Isabella nodded. “If you’ve got Sisygambis, you could learn Sébastienne fast enough. She’s the girl who for some complicated reason is dressing up as a boy named Sébastien, and Orlando (he’s the hero, of course) falls for her without knowing that she’s really a girl, and all sorts of complications ensue, assisted by his old nurse who is in love with Sébastien’s valet, a silly sort named Roland who knows that his mistress is really a girl and the heiress of a vast fortune that’s coveted by a rogue named Thierry who—”

“I think I get the idea,” I said. “So the part open is the girl who dresses as a boy?”

“Yes. And carries off the masquerade in breeches onstage. The men come to watch a girl with nice legs. And, of course, you’ve got Pompey onstage, which is always an adventure.”

“Who’s Pompey?” I asked.

“Moiret’s pug,” Isabella said. “He loves to be onstage, and Moiret swears he’s a trouper. He’s always good for a laugh.” She sighed. “But we’re still stuck here until the manager advances the money. Hoping he will.”

“I’d lend you the money,” I said. “But I’d have to have it back soon. It’s all my earnings from the summer. If you’d take me on as third girl. I’m not especially in a hurry to get back to Paris.”

T
he next day I was off for Digne with Isabella’s company. The “chariot” turned out to be an open farm wagon that someone had enterprisingly painted bright green. It carried the costumes and baggage of the company, plus the eleven human members, Pompey the pug dog, the soubrette’s parrot, and Isabella’s Angora cat. We looked something like a circus as we traveled along the road at a snail’s pace, practicing the songs from
Blue Beard
while Pompey and the Angora snarled quietly at each other from under the sideboards.

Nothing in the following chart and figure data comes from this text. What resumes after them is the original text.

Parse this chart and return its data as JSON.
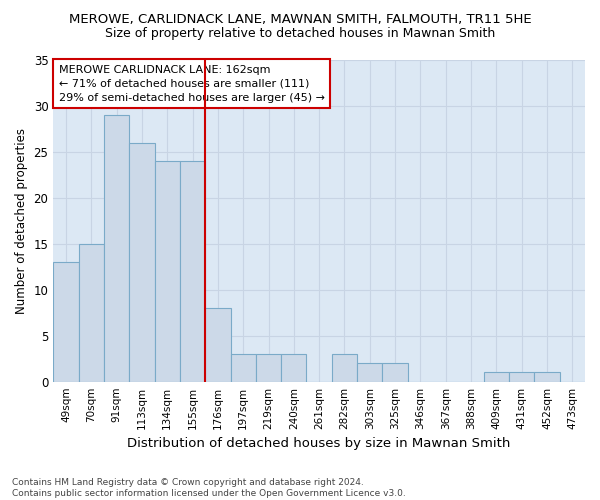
{
  "title": "MEROWE, CARLIDNACK LANE, MAWNAN SMITH, FALMOUTH, TR11 5HE",
  "subtitle": "Size of property relative to detached houses in Mawnan Smith",
  "xlabel": "Distribution of detached houses by size in Mawnan Smith",
  "ylabel": "Number of detached properties",
  "footer1": "Contains HM Land Registry data © Crown copyright and database right 2024.",
  "footer2": "Contains public sector information licensed under the Open Government Licence v3.0.",
  "categories": [
    "49sqm",
    "70sqm",
    "91sqm",
    "113sqm",
    "134sqm",
    "155sqm",
    "176sqm",
    "197sqm",
    "219sqm",
    "240sqm",
    "261sqm",
    "282sqm",
    "303sqm",
    "325sqm",
    "346sqm",
    "367sqm",
    "388sqm",
    "409sqm",
    "431sqm",
    "452sqm",
    "473sqm"
  ],
  "values": [
    13,
    15,
    29,
    26,
    24,
    24,
    8,
    3,
    3,
    3,
    0,
    3,
    2,
    2,
    0,
    0,
    0,
    1,
    1,
    1,
    0
  ],
  "bar_color": "#ccd9e8",
  "bar_edge_color": "#7aaac8",
  "bar_linewidth": 0.8,
  "grid_color": "#c8d4e4",
  "background_color": "#dce8f4",
  "annotation_text": "MEROWE CARLIDNACK LANE: 162sqm\n← 71% of detached houses are smaller (111)\n29% of semi-detached houses are larger (45) →",
  "vline_x_index": 5.5,
  "vline_color": "#cc0000",
  "ylim": [
    0,
    35
  ],
  "yticks": [
    0,
    5,
    10,
    15,
    20,
    25,
    30,
    35
  ]
}
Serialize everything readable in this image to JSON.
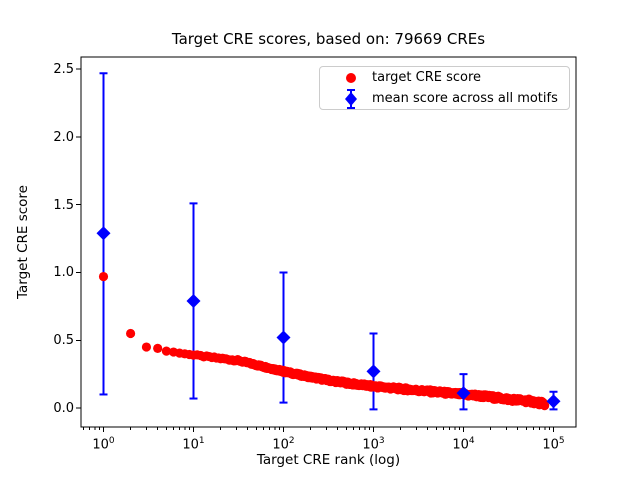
{
  "figure": {
    "background": "#ffffff"
  },
  "chart_data": {
    "type": "scatter",
    "title": "Target CRE scores, based on: 79669 CREs",
    "xlabel": "Target CRE rank (log)",
    "ylabel": "Target CRE score",
    "n_cres": 79669,
    "grid": false,
    "colors": {
      "target": "#ff0000",
      "mean": "#0000ff",
      "axis": "#000000",
      "legend_border": "#cccccc"
    },
    "x_axis": {
      "scale": "log",
      "lim_log10": [
        -0.25,
        5.25
      ],
      "major_tick_exponents": [
        0,
        1,
        2,
        3,
        4,
        5
      ],
      "minor_tick_mantissas": [
        2,
        3,
        4,
        5,
        6,
        7,
        8,
        9
      ]
    },
    "y_axis": {
      "lim": [
        -0.14,
        2.59
      ],
      "ticks": [
        {
          "v": 0.0,
          "label": "0.0"
        },
        {
          "v": 0.5,
          "label": "0.5"
        },
        {
          "v": 1.0,
          "label": "1.0"
        },
        {
          "v": 1.5,
          "label": "1.5"
        },
        {
          "v": 2.0,
          "label": "2.0"
        },
        {
          "v": 2.5,
          "label": "2.5"
        }
      ]
    },
    "legend": {
      "position": "upper right",
      "items": [
        {
          "label": "target CRE score",
          "marker": "circle",
          "color": "#ff0000"
        },
        {
          "label": "mean score across all motifs",
          "marker": "diamond-errorbar",
          "color": "#0000ff"
        }
      ]
    },
    "series": [
      {
        "name": "target CRE score",
        "type": "scatter",
        "marker": "circle",
        "color": "#ff0000",
        "n_points": 79669,
        "anchors_log10rank_score": [
          [
            0,
            0.97
          ],
          [
            0.301,
            0.55
          ],
          [
            0.477,
            0.45
          ],
          [
            0.602,
            0.44
          ],
          [
            0.699,
            0.42
          ],
          [
            0.778,
            0.413
          ],
          [
            0.845,
            0.405
          ],
          [
            0.903,
            0.4
          ],
          [
            0.954,
            0.395
          ],
          [
            1.0,
            0.39
          ],
          [
            1.25,
            0.37
          ],
          [
            1.5,
            0.35
          ],
          [
            1.75,
            0.31
          ],
          [
            2.0,
            0.27
          ],
          [
            2.25,
            0.235
          ],
          [
            2.5,
            0.205
          ],
          [
            2.75,
            0.18
          ],
          [
            3.0,
            0.16
          ],
          [
            3.25,
            0.145
          ],
          [
            3.5,
            0.13
          ],
          [
            3.75,
            0.115
          ],
          [
            4.0,
            0.1
          ],
          [
            4.25,
            0.085
          ],
          [
            4.5,
            0.065
          ],
          [
            4.75,
            0.05
          ],
          [
            4.901,
            0.03
          ]
        ]
      },
      {
        "name": "mean score across all motifs",
        "type": "errorbar",
        "marker": "diamond",
        "color": "#0000ff",
        "points": [
          {
            "rank": 1,
            "mean": 1.29,
            "lo": 0.1,
            "hi": 2.47
          },
          {
            "rank": 10,
            "mean": 0.79,
            "lo": 0.07,
            "hi": 1.51
          },
          {
            "rank": 100,
            "mean": 0.52,
            "lo": 0.04,
            "hi": 1.0
          },
          {
            "rank": 1000,
            "mean": 0.27,
            "lo": -0.01,
            "hi": 0.55
          },
          {
            "rank": 10000,
            "mean": 0.11,
            "lo": -0.01,
            "hi": 0.25
          },
          {
            "rank": 100000,
            "mean": 0.05,
            "lo": -0.01,
            "hi": 0.12
          }
        ]
      }
    ]
  }
}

At last I got out and walked, wearing the old pants and coat belonging to Charles. Moiret and the others agreed that I cut a nice figure in pants, and would be just what was needed for Sébastienne.

Isabella laughed. “You carry that off so well that they’ll think you’re really a young man until unveiled as Sébastienne! They’ll be wondering if we have a woman dressed as a man or a man dressed as a woman dressed as a man!”

I shrugged. “That suits me,” I said. “I enjoy it.”

“I believe you do,” Isabella said, looking at me more keenly.